While Thoughtseize seems like the kind of card that would never get a reprint because of its power, it did make a return to Standard in the original Theros block; with the block being enchantment-heavy, a permanent type black has historically had trouble answering, they decided to give black a powerful weapon as to not get run over. It worked better than expected, and mono-black was one of the strongest decks for a fairly lengthy period after Theros came out. While black’s most powerful discard spell is unlikely to make a return appearance to Standard, thanks to how it warps the format, there’s little denying it is one of the most influential one-mana spells of alllllllll tiiiiiiiiiime.

Constructed: 5
Casual: 3
Limited: 3
Multiplayer: 2
Commander: 2.5


Hello everyone and welcome back to Pojo’s Card of the Day!

Today we’re looking at a pure power card from Lorwynn that showed up in the previous Theros set (and I wish showed up in this new Standard again!)

Now don’t get me wrong, one of the most devastating feels as a control player is to face down a Turn 1 Swamp -> Thoughtseize, but I do respect that it is vital for a healthy format.
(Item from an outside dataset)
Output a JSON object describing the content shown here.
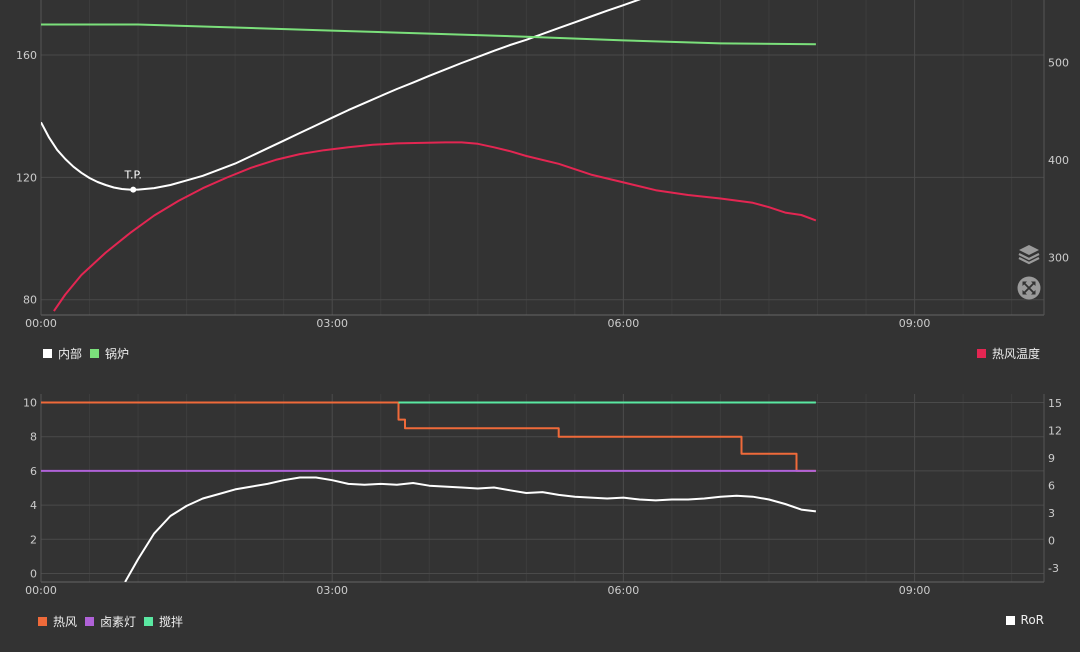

So let’s dig in and see why this card is such a power house.

Prior to Thoughtseize there had not been a (mostly) unconditional hand disruption spell at the cost of B, Duress was one of the closest things but it didn’t hit creatures which was fine 10 years ago but with creature power creep the potency of a card that hit non-creature, non-land spells certainly dwindled.

In Pioneer/Modern/Legacy/Vintage, the cost of 2 life is negligible compared to what you’ll be stealing from your opponent’s hand, be it countermagic or a Jace the Mind Sculptor, the only area where Thoughtseize is exceptionally painful is if you’re playing up against Mono Red.

In Limited, this thing is also a bomb of sorts, it’ll steal your opponent’s best card in hand and sometimes it can be a clutch piece of removal or their big mythic bomb they got. Although this card’s value goes up when you have multiple copies to help guarantee a turn 1 play, it can still be devastating in a draft and in that case it’s in the ‘Removal’ part of BREAD.

In Commander and Multiplayer this card definitely tanks in value here, unless you’re playing a combo oriented Commander Deck and it’s 1v1 or you’re planning on trying to snipe the countermagic from the blue player’s hand. However Discard isn’t fun to play against, especially when it’s targeted discard and it doesn’t hit the whole table.

I run this in Cube and it’s one of the myriad of discard spells and a good reason to play Black since disruption is one of the key elements to the color.

Constructed 5/5 – Top tier Discard spell!

Commander 1/5 – Don’t do this, only villains do that.

Limited 4/5 – Treat this as removal.

Cube 5/5 – If you’re playing black this is definitely one of the cards you want in your deck.